Nearly three-quarters of Brazilian bettors used illegal gambling platforms in 2025, a new study released Thursday by the Brazilian Institute of Responsible Gaming (IBJR) and LCA Consultoria has found, highlighting persistent challenges in regulating the fast-growing online betting market.

The survey, conducted by Instituto Locomotiva between April and May with 2,000 respondents across the country, found that 73% of bettors had wagered on unauthorized sites. A majority—78%—reported difficulty determining whether a platform was legally approved by the government.

The study revealed widespread engagement with prohibited practices. Of those surveyed, 62% placed bets on platforms lacking mandatory facial recognition, 44% used credit cards to fund accounts—a method currently banned—and 28% wagered using cryptocurrencies, which are also not permitted under current regulations.

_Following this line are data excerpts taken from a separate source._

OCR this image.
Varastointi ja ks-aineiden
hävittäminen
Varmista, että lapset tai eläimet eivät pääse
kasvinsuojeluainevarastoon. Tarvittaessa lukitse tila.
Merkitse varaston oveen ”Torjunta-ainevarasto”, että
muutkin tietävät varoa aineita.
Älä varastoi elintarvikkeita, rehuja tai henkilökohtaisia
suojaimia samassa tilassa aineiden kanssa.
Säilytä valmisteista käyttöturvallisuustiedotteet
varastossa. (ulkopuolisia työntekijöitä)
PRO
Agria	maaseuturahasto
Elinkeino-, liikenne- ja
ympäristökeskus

IBJR and LCA estimate that between 41% and 51% of online betting operators in Brazil are unlicensed. The resulting loss in potential tax revenue is significant: up to 10.8 billion reais ($1.8 billion) annually. In the first three months of 2025 alone, revenue losses from illegal betting are estimated between 1.8 billion and 2.7 billion reais ($324 million to $486 million).

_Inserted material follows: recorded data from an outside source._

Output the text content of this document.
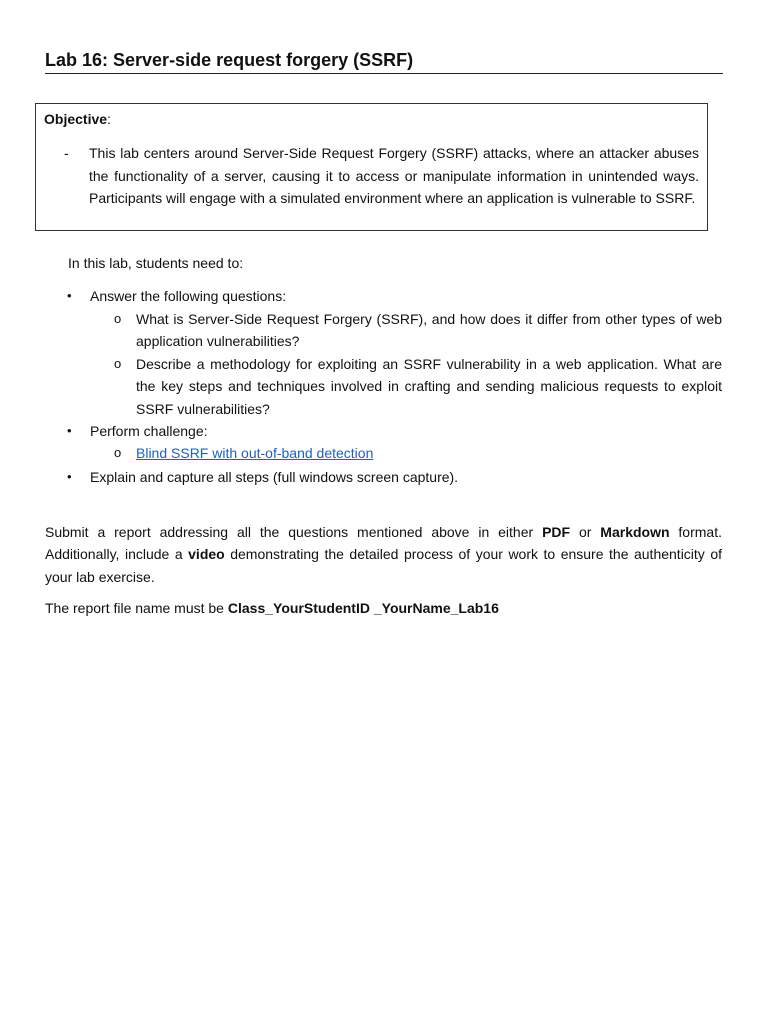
Lab 16: Server-side request forgery (SSRF)
Objective:
- This lab centers around Server-Side Request Forgery (SSRF) attacks, where an attacker abuses the functionality of a server, causing it to access or manipulate information in unintended ways. Participants will engage with a simulated environment where an application is vulnerable to SSRF.
In this lab, students need to:
• Answer the following questions:
o What is Server-Side Request Forgery (SSRF), and how does it differ from other types of web application vulnerabilities?
o Describe a methodology for exploiting an SSRF vulnerability in a web application. What are the key steps and techniques involved in crafting and sending malicious requests to exploit SSRF vulnerabilities?
• Perform challenge:
o Blind SSRF with out-of-band detection
• Explain and capture all steps (full windows screen capture).
Submit a report addressing all the questions mentioned above in either PDF or Markdown format. Additionally, include a video demonstrating the detailed process of your work to ensure the authenticity of your lab exercise.
The report file name must be Class_YourStudentID _YourName_Lab16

The report comes just days after the Brazilian government increased the tax rate on legal betting operators from 12% to 18% through a provisional measure announced on June 11. The move, part of Finance Minister Fernando Haddad’s broader push to stabilize public accounts, has been met with strong resistance from the betting industry.

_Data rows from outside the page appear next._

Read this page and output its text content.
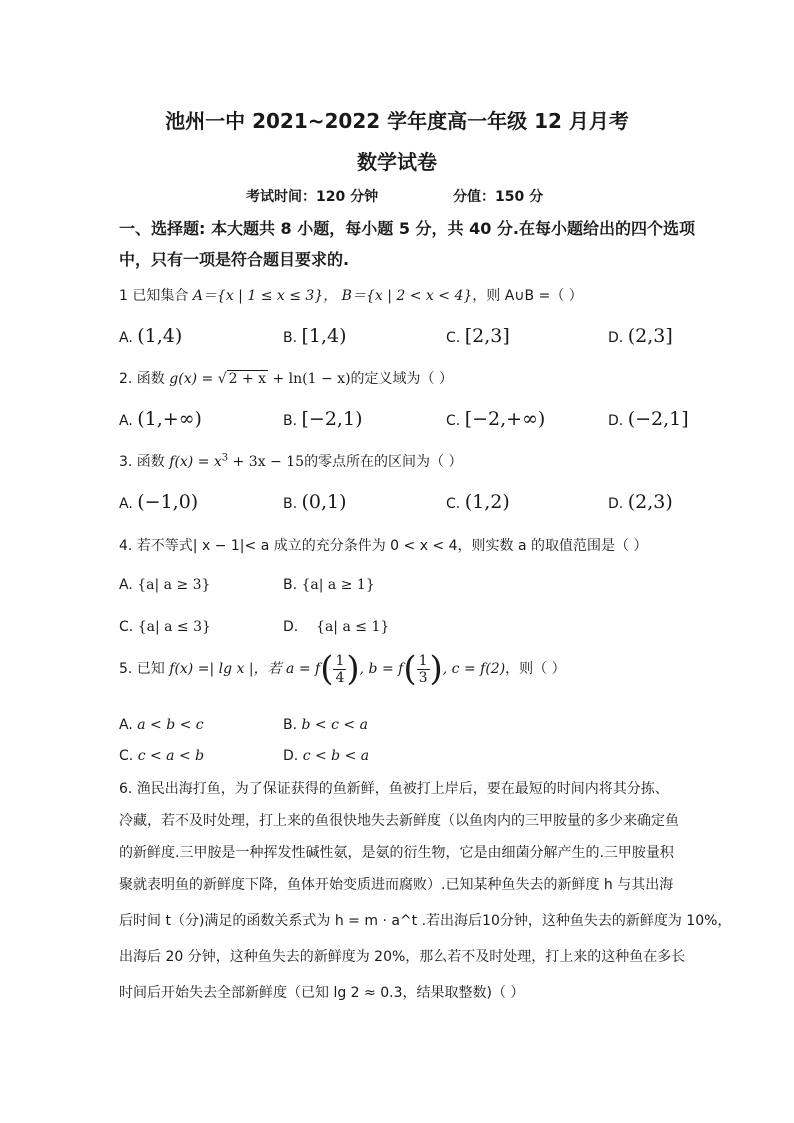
池州一中 2021~2022 学年度高一年级 12 月月考
数学试卷
考试时间：120 分钟	分值：150 分
一、选择题: 本大题共 8 小题，每小题 5 分，共 40 分.在每小题给出的四个选项
中，只有一项是符合题目要求的.
1 已知集合 A＝{x | 1 ≤ x ≤ 3}， B＝{x | 2 < x < 4}，则 A∪B =（ ）
A. (1,4)	B. [1,4)	C. [2,3]	D. (2,3]
2. 函数 g(x) = √ 2 + x + ln(1 − x)的定义域为（ ）
A. (1,+∞)	B. [−2,1)	C. [−2,+∞)	D. (−2,1]
3. 函数 $f(x) = x^3 + 3x - 15$的零点所在的区间为（ ）
A. (−1,0)	B. (0,1)	C. (1,2)	D. (2,3)
4. 若不等式| x − 1|< a 成立的充分条件为 0 < x < 4，则实数 a 的取值范围是（ ）
A. {a| a ≥ 3}	B. {a| a ≥ 1}
C. {a| a ≤ 3}	D. {a| a ≤ 1}
5. 已知 f(x) =| lg x |，若 $a = f( \frac{1}{4}$ ), $b = f( \frac{1}{3}$ ), c = f(2)，则（ ）
A. a < b < c	B. b < c < a
C. c < a < b	D. c < b < a
6. 渔民出海打鱼，为了保证获得的鱼新鲜，鱼被打上岸后，要在最短的时间内将其分拣、
冷藏，若不及时处理，打上来的鱼很快地失去新鲜度（以鱼肉内的三甲胺量的多少来确定鱼
的新鲜度.三甲胺是一种挥发性碱性氨，是氨的衍生物，它是由细菌分解产生的.三甲胺量积
聚就表明鱼的新鲜度下降，鱼体开始变质进而腐败）.已知某种鱼失去的新鲜度 h 与其出海
后时间 t（分)满足的函数关系式为 h = m · a^t .若出海后10分钟，这种鱼失去的新鲜度为 10%，
出海后 20 分钟，这种鱼失去的新鲜度为 20%，那么若不及时处理，打上来的这种鱼在多长
时间后开始失去全部新鲜度（已知 lg 2 ≈ 0.3，结果取整数)（ ）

“The higher tax could render much of the already legalized betting market unviable,” said IBJR president Fernando Vieira, citing concerns that elevated taxation could drive more users toward illegal operators. With the forthcoming Selective Tax, also known as the "Sin Tax," total tax pressure could rise to nearly 50%, according to industry forecasts.

The IBJR argues that curbing illegal gambling could substantially benefit public finances. The estimated R$10.8 billion in annual lost revenue, it said, would be sufficient to pay the salaries of 184,000 basic education teachers for a year or construct 41,000 homes under the Minha Casa, Minha Vida social housing program.

Online betting was legalized in Brazil in 2018 under former President Michel Temer but remained unregulated until January 2025, when the government of President Luiz Inácio Lula da Silva began enforcement. Authorities have since taken down more than 11,000 unauthorized domains, but unlicensed sites continue to operate, often targeting vulnerable populations.

“Consumer confusion is exploited by these illegal operators,” said Renato Meirelles, president of Instituto Locomotiva. “That’s why it’s essential to run educational campaigns, reinforce clear communication about the risks, and ensure that regulatory bodies act firmly in monitoring and severely punishing offenders.”

Under current rules established by the Secretariat for Prizes and Betting (SPA), legal operators must adopt the ".bet.br" domain, enforce facial recognition during account registration, limit financial losses and playtime, restrict deposits to Pix and debit transfers from the account holder, and provide self-exclusion tools for responsible gambling.

Despite these measures, the survey suggests more action is needed to protect consumers—particularly those with lower income and education levels—who remain disproportionately exposed to the risks of the unregulated market.